CMS did try again. OCM ended on June 30, 2022. Its successor, the Enhancing Oncology Model, began on July 1, 2023 and now includes two-sided risk from the start.[^7][^8] Translation: if practices want the upside, they also have to live with the downside. Welcome to adulthood.

Why You Should Care Even If Medicare Policy Sounds Like Wallpaper

Because this is really about whether payment rules quietly push cancer care toward more treatment than patients need.

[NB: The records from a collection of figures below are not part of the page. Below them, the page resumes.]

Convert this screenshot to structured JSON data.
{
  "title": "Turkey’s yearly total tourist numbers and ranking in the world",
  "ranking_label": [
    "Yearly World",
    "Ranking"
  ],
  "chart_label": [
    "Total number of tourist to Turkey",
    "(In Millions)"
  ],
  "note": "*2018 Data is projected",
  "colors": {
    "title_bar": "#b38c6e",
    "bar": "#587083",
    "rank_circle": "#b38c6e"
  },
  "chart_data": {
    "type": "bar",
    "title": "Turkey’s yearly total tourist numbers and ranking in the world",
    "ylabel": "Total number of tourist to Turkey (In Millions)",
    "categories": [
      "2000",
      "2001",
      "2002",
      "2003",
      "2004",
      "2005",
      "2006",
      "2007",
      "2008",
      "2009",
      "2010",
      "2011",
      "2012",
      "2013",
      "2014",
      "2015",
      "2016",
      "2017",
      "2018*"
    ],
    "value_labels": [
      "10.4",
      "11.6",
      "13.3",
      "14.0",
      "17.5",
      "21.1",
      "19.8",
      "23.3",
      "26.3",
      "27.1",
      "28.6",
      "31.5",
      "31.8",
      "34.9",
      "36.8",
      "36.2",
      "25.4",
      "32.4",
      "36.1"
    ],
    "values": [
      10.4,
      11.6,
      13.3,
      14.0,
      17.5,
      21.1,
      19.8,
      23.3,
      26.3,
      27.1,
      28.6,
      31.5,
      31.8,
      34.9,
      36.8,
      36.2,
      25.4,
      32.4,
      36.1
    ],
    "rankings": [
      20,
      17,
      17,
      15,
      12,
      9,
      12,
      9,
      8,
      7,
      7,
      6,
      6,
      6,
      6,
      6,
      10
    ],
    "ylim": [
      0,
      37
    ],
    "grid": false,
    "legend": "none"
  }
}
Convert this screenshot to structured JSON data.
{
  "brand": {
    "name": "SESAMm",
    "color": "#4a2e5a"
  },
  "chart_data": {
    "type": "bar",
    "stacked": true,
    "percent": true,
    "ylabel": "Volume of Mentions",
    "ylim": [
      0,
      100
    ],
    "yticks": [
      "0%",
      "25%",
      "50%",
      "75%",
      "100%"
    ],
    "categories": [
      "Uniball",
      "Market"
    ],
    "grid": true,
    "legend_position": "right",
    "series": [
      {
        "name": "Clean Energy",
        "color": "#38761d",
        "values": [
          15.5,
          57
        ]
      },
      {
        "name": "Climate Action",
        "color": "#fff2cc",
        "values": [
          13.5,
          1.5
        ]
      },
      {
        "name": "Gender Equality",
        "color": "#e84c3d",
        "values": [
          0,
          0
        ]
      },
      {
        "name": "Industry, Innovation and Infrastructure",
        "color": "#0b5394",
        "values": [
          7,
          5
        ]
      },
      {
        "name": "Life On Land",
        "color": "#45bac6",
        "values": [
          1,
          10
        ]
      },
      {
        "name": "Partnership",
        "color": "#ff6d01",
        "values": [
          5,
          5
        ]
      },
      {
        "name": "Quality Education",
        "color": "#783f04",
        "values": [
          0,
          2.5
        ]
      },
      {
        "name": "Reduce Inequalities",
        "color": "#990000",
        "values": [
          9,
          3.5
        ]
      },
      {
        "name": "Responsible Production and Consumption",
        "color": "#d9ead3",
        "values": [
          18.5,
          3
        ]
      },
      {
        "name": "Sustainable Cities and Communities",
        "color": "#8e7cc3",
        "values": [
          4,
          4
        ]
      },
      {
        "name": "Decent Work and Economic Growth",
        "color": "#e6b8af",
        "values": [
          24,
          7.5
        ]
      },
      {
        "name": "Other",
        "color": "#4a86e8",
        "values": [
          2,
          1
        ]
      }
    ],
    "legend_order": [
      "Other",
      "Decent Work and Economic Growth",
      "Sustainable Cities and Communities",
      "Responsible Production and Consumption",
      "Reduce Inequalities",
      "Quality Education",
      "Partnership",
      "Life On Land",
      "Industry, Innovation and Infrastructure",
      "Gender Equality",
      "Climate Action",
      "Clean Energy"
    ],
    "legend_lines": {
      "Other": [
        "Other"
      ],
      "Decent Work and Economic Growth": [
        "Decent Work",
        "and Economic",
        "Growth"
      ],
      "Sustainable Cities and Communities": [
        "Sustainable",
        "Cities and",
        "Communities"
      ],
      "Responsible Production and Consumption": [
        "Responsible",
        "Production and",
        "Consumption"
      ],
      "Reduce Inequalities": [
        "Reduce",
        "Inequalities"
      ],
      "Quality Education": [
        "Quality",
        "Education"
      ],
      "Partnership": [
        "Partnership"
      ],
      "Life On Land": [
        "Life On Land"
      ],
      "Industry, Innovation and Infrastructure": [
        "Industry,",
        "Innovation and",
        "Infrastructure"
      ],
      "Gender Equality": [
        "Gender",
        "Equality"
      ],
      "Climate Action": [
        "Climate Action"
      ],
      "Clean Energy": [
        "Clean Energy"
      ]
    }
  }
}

When the incentives are sloppy, everybody suffers. Patients get dragged into extra toxicity, extra appointments, and extra bills. Clinicians get nudged by a system that acts like volume is wisdom. Taxpayers fund the circus. If a payment model can support navigation, coordination, and better judgment without goosing chemo starts, that is worth attention.

This paper suggests the nightmare scenario did not show up. The vault alarm rang, the guards sprinted in, and it turned out the raccoon was mostly imaginary.

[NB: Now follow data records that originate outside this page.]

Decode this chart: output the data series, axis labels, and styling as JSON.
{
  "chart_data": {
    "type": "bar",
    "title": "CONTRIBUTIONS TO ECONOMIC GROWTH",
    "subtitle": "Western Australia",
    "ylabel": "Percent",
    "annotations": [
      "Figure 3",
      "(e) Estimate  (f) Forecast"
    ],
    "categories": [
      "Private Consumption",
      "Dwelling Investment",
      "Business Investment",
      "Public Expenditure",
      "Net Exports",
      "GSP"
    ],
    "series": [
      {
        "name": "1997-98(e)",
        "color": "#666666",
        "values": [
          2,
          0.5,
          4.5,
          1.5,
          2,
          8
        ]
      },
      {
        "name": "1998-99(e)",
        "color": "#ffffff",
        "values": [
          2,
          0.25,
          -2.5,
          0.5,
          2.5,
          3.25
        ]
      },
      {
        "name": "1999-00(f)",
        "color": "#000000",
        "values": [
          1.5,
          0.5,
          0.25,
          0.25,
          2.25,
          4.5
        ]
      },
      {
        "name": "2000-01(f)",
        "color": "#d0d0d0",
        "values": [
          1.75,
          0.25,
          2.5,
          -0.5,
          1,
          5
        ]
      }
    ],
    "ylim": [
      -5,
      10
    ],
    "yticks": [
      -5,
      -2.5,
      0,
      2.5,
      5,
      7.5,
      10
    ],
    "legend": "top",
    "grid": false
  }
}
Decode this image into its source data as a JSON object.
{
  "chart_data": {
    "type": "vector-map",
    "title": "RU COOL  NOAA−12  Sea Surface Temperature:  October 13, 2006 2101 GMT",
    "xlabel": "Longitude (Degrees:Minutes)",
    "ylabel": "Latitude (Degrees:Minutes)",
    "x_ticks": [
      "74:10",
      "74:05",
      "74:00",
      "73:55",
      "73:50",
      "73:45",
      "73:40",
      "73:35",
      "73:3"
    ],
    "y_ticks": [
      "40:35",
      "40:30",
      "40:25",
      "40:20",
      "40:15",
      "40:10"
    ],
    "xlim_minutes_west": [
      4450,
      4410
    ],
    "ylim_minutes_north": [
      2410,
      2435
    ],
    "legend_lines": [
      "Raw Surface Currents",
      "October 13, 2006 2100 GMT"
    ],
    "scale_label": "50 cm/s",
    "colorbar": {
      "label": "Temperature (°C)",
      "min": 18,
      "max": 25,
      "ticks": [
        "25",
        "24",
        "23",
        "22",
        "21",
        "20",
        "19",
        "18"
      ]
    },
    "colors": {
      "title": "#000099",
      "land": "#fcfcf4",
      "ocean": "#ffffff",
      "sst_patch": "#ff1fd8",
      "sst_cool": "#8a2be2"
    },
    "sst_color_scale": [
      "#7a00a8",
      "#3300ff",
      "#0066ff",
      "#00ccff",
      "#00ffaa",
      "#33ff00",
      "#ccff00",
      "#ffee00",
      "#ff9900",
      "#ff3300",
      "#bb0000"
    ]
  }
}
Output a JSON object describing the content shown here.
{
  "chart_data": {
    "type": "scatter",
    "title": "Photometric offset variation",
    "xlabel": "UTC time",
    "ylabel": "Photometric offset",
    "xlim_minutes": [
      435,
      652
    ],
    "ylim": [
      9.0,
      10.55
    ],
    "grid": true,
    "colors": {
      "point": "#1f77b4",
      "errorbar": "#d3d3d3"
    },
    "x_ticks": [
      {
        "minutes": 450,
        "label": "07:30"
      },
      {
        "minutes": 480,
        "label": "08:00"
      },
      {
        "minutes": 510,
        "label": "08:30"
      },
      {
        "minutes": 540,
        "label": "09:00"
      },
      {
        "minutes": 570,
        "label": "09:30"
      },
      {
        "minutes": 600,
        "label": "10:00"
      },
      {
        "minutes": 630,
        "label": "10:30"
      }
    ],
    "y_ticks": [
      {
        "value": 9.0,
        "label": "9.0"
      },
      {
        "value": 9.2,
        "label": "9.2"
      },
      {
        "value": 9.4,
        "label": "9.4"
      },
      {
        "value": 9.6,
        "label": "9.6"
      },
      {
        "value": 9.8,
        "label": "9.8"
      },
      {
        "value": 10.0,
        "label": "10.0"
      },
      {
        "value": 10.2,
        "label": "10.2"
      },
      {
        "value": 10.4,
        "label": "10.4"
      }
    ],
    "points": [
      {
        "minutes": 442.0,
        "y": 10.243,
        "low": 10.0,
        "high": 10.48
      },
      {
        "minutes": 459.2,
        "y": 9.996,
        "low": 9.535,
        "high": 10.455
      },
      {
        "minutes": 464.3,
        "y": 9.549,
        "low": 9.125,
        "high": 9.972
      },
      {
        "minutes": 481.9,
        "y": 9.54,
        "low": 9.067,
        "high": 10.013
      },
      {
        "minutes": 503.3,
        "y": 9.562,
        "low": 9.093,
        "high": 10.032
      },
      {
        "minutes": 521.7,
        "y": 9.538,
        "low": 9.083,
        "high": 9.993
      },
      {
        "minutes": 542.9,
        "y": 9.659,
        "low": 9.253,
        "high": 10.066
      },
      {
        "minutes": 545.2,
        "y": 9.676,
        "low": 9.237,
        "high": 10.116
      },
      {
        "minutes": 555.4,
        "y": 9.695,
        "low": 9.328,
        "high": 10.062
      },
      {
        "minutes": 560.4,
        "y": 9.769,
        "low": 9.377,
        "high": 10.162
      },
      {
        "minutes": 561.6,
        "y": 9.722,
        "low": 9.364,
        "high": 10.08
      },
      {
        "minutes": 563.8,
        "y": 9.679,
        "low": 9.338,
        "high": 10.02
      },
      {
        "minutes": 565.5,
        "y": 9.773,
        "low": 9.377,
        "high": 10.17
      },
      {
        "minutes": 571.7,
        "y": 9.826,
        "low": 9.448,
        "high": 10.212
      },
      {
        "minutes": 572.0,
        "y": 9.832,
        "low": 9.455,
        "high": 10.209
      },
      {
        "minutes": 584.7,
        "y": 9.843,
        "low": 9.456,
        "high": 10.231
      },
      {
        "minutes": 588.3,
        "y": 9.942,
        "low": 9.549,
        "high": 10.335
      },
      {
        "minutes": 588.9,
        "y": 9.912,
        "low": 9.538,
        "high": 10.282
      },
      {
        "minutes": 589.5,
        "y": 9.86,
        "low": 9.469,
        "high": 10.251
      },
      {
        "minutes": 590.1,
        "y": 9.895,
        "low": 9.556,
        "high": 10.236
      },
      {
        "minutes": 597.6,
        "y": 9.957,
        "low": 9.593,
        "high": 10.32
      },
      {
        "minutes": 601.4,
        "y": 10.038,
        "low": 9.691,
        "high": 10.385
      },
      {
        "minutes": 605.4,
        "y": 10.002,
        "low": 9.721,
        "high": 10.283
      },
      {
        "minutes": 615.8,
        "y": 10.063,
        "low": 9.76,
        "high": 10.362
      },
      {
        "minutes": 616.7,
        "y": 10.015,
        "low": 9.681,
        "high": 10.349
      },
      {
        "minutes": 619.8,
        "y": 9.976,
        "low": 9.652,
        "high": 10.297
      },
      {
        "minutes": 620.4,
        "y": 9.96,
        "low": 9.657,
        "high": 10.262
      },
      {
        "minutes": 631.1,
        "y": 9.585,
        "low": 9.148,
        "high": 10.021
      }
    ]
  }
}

That does not mean oncology payment reform is solved. It means one of the nastier fears about OCM looks weaker than advertised. In health policy, that counts as real progress. Low bar? Absolutely. Still real.

References

[^1]: Keating NL, Lam MB, Landrum MB, McWilliams JM, Wright AA, Brooks GA, Zubizarreta JR, Buzzee B, Landon BE. The Oncology Care Model and Initiation of Systemic Therapy for Cancer. JAMA Internal Medicine. 2026. doi:10.1001/jamainternmed.2026.1085

[^2]: Keating NL, Jhatakia S, Brooks GA, Tripp AS, Cintina I, Landrum MB, Zheng Q, Christian TJ, Glass R, Hsu VD, Kummet CM, Woodman S, Simon C, Hassol A; Oncology Care Model Evaluation Team. Association of Participation in the Oncology Care Model With Medicare Payments, Utilization, Care Delivery, and Quality Outcomes. JAMA. 2021;326(18):1829-1839. doi:10.1001/jama.2021.17642

[^3]: Kocher RP, Adashi EY. A New Approach to Cancer Bundled Payments in Medicare - The Enhancing Oncology Model. JAMA Health Forum. 2023;4(1):e224904. doi:10.1001/jamahealthforum.2022.4904

[^4]: Pollack CE, Roberts ET, Huskamp HA, et al. Association of Oncologist Participation in Medicare’s Oncology Care Model With Patient Receipt of Novel Cancer Therapies. JAMA Network Open. 2022;5(9):e2234161. doi:10.1001/jamanetworkopen.2022.34161

[^5]: Panchal R, Brendle M, Ilham S, et al. The implementation of value-based frameworks, clinical care pathways, and alternative payment models for cancer care in the United States. J Manag Care Spec Pharm. 2023;29(9):999-1008. doi:10.18553/jmcp.2023.22352. PMCID:PMC10510672

[^6]: Aviki EM, Schleicher SM, Boyd L, Liang M, Ko EM, Zanotti K, Moss H. The oncology care model and the future of alternative payment models: A gynecologic oncology perspective. Gynecol Oncol. 2021;162(3):529-531. doi:10.1016/j.ygyno.2021.07.014

[^7]: Centers for Medicare & Medicaid Services. Oncology Care Model. https://www.cms.gov/priorities/innovation/innovation-models/oncology-care

[^8]: Centers for Medicare & Medicaid Services. EOM (Enhancing Oncology Model). https://www.cms.gov/priorities/innovation/innovation-models/eom

Disclaimer: The image accompanying this article is for illustrative purposes only and does not depict actual experimental results, data, or biological mechanisms.